Uber, current valuation >$70 billion, knew the day it started that its ride-sharing service violated the law in most jurisdictions. Carrying passengers for payment, historically considered commercial use, was regulated in most cities. In addition, some cities put an artificial limit on the number of taxi operators by requiring them to buy medallions and agree to a set of local regulations. Uber ignored all of these requirements and reinvented local transportation by offering a more convenient service. Today New York City has 13,587 yellow-taxi medallions and more than 50,000 Uber and Lyft cars.

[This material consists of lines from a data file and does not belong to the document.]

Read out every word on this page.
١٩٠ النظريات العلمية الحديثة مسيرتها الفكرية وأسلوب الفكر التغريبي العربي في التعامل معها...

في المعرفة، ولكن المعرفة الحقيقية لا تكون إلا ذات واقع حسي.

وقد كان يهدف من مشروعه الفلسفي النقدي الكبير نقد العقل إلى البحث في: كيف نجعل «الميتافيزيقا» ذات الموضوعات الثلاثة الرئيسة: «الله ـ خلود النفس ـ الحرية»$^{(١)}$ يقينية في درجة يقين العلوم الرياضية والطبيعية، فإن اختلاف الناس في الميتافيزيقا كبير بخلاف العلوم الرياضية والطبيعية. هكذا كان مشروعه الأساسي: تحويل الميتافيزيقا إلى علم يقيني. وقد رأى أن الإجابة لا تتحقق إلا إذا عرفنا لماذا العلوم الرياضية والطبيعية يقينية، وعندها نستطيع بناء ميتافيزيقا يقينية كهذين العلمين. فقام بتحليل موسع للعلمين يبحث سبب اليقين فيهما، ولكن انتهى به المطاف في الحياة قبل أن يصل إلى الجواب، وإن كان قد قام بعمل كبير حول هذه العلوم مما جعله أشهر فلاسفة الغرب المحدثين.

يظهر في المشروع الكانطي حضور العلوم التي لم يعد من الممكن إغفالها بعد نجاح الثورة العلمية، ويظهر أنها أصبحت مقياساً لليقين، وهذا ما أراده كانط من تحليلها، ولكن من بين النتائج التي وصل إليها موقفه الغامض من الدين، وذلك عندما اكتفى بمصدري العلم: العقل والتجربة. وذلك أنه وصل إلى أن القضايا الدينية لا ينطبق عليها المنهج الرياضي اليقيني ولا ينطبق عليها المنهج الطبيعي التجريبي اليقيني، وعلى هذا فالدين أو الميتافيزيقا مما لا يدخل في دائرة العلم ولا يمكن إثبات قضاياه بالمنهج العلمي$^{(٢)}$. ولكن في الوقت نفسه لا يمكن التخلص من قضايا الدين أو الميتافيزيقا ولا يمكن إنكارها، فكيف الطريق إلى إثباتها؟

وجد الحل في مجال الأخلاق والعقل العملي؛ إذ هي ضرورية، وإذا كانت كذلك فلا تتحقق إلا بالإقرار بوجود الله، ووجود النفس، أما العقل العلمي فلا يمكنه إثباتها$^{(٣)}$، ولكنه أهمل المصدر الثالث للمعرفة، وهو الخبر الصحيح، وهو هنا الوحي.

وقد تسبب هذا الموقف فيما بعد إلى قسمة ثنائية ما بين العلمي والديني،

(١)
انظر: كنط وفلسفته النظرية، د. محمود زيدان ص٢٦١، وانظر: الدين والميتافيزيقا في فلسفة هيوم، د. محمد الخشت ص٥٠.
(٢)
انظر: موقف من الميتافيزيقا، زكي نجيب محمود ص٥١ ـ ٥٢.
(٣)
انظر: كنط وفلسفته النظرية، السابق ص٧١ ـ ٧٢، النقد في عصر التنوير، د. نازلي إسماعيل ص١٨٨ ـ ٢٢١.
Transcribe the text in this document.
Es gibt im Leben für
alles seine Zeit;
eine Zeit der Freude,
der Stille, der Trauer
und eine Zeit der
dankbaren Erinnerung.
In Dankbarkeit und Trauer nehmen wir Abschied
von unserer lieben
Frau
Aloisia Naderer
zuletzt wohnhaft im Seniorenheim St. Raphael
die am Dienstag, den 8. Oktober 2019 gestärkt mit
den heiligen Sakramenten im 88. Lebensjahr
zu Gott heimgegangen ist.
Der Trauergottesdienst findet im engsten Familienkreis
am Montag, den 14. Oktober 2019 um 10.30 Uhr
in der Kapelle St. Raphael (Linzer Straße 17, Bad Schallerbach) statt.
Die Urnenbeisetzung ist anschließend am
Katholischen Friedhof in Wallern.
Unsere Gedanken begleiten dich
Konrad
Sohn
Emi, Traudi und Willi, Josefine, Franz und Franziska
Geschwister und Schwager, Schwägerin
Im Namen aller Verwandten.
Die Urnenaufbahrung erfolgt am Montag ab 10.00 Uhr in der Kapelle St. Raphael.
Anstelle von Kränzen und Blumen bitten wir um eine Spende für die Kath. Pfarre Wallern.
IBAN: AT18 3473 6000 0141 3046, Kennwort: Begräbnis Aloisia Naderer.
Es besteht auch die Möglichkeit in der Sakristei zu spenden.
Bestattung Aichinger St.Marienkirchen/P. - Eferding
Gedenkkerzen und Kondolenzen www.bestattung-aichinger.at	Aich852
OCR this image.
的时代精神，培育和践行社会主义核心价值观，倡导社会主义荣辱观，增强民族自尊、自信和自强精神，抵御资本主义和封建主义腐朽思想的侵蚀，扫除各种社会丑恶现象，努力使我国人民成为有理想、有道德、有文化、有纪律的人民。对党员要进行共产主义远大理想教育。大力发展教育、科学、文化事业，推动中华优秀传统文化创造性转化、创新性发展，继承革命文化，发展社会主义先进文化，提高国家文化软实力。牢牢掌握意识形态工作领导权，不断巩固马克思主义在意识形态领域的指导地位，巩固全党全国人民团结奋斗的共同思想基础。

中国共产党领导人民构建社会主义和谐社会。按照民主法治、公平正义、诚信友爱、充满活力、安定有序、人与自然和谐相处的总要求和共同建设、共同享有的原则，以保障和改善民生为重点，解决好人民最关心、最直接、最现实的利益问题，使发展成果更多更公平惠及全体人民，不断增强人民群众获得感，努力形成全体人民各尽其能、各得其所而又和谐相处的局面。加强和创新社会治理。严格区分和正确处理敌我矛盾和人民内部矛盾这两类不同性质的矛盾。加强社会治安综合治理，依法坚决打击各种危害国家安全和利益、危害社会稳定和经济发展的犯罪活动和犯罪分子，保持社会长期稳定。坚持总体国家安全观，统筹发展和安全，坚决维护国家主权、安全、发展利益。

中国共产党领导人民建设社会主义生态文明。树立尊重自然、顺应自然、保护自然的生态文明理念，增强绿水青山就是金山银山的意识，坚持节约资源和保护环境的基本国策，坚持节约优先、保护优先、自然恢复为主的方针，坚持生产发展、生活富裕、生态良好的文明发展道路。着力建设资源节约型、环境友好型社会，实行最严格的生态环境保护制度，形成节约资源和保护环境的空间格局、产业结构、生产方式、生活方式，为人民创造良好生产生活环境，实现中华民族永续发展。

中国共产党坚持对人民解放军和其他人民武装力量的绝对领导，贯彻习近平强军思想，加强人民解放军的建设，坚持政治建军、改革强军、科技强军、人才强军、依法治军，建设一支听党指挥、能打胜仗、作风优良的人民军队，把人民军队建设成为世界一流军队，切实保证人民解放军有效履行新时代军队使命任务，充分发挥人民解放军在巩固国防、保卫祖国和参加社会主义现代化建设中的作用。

PayPal, acquired by eBay for $1.5 billion three years after it was founded, started as a money transfer system for buyers and sellers on eBay. Banks protested that PayPal was an unregulated bank; banks, of course, are regulated by the federal government and states. As PayPal grew, incumbent banks forced it to register in each state. Ironically, once PayPal complied with state regulations by registering as a money transmitter on a state-by-state basis, it created a barrier to entry for future entrants.

Airbnb, current valuation $31 billion, allows people to rent out their homes, rooms, or apartments to visitors. Not surprisingly, Airbnb violates local housing laws and regulations in many cities. None of the renters pay hotel or tourist taxes. Every Airbnb rental is a lost night of revenue for the hotels that hate it. The company has more rooms available than any hotel chain.

Tesla, current valuation $50 billion, sells cars directly through its own distribution channel. To protect auto dealerships in the 1920s, direct sales by an automobile manufacturer were made illegal in most U.S. states. Because Tesla believed that existing auto dealers would have no incentive to sell electric cars, it created an alternative option for consumers.

Yet trying to stay within the legal lines, companies paint themselves into a corner by creating their own internal barriers to innovation. Instead of innovating, most industries being disrupted turn to litigation.

Corporations using existing business models have people, processes, and revenue goals that can’t be changed overnight. These incumbents tend to have short-term goals and incentives (stock price, quarterly earnings, year-end bonuses) and often fail to recognize that more money can be made on new platforms and new distribution channels. In each case, litigation versus innovation seems an obvious choice.